Budget for the future: “More competitiveness” must be our maxim when it comes to negotiating the future EU budget. We have to invest where we can best promote sustainable growth. The EU’s structural policy must therefore be examined critically. A European growth fund should be established in which unutilized resources from the Structural Funds can be used in a targeted fashion to create impetus for growth in problem countries. It is vitally important that we make education, research and innovation our budget priorities.
Free trade: In 2015, 90% of global growth will be generated outside Europe, notably in Asia as well as in North and South America. We Europeans have to try harder than ever before to increase our share. Free trade will be increasingly important. The EU therefore has to do everything it can to conclude more free trade agreements with old and new global powerhouses. That applies to the US, as well as to negotiations with Japan. We also have to bring the negotiations with India, the Gulf states and Brazil to a speedy conclusion.
However, the member states have to create the key conditions for growth themselves – through ambitious reforms on the labour market, in old-age pension systems or in terms of infrastructure. That goes not only for states which have been especially hard hit by the debt crisis. For reforms are particularly effective – and less painful – if they are implemented before and not during a crisis. No-one knows that better than the people who are currently bearing the brunt of the far-reaching reforms which became necessary in the midst of the crisis.

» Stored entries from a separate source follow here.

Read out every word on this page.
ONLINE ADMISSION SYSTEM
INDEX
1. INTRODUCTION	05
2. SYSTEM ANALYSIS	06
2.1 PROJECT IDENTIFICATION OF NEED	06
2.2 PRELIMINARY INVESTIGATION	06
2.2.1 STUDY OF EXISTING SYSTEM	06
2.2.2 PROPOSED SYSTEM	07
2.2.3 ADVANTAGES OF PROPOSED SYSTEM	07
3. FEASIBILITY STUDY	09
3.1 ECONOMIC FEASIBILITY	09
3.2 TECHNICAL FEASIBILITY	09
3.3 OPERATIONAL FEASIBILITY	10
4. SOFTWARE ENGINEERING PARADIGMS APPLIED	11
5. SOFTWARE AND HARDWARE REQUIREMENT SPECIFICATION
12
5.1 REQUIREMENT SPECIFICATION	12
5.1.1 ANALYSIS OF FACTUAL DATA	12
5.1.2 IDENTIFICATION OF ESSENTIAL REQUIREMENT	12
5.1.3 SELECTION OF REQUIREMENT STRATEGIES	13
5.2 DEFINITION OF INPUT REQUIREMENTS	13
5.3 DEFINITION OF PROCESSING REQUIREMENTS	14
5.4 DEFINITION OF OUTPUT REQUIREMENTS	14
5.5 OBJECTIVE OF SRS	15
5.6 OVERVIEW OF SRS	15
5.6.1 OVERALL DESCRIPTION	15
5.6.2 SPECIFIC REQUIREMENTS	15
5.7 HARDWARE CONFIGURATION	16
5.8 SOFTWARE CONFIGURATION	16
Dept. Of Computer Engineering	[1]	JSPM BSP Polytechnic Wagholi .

It is occasionally claimed in the current debate that consolidation and growth are not compatible. I refute such claims. It is possible to combine the two – Germany, as well as many of our northern and eastern neighbours, have impressively demonstrated that. If we set the right course before the end of the year, we can find a sustainable way out of the crisis. We will also be laying the cornerstone for a Europe which is united politically and speaks with one voice in the face of the global challenges.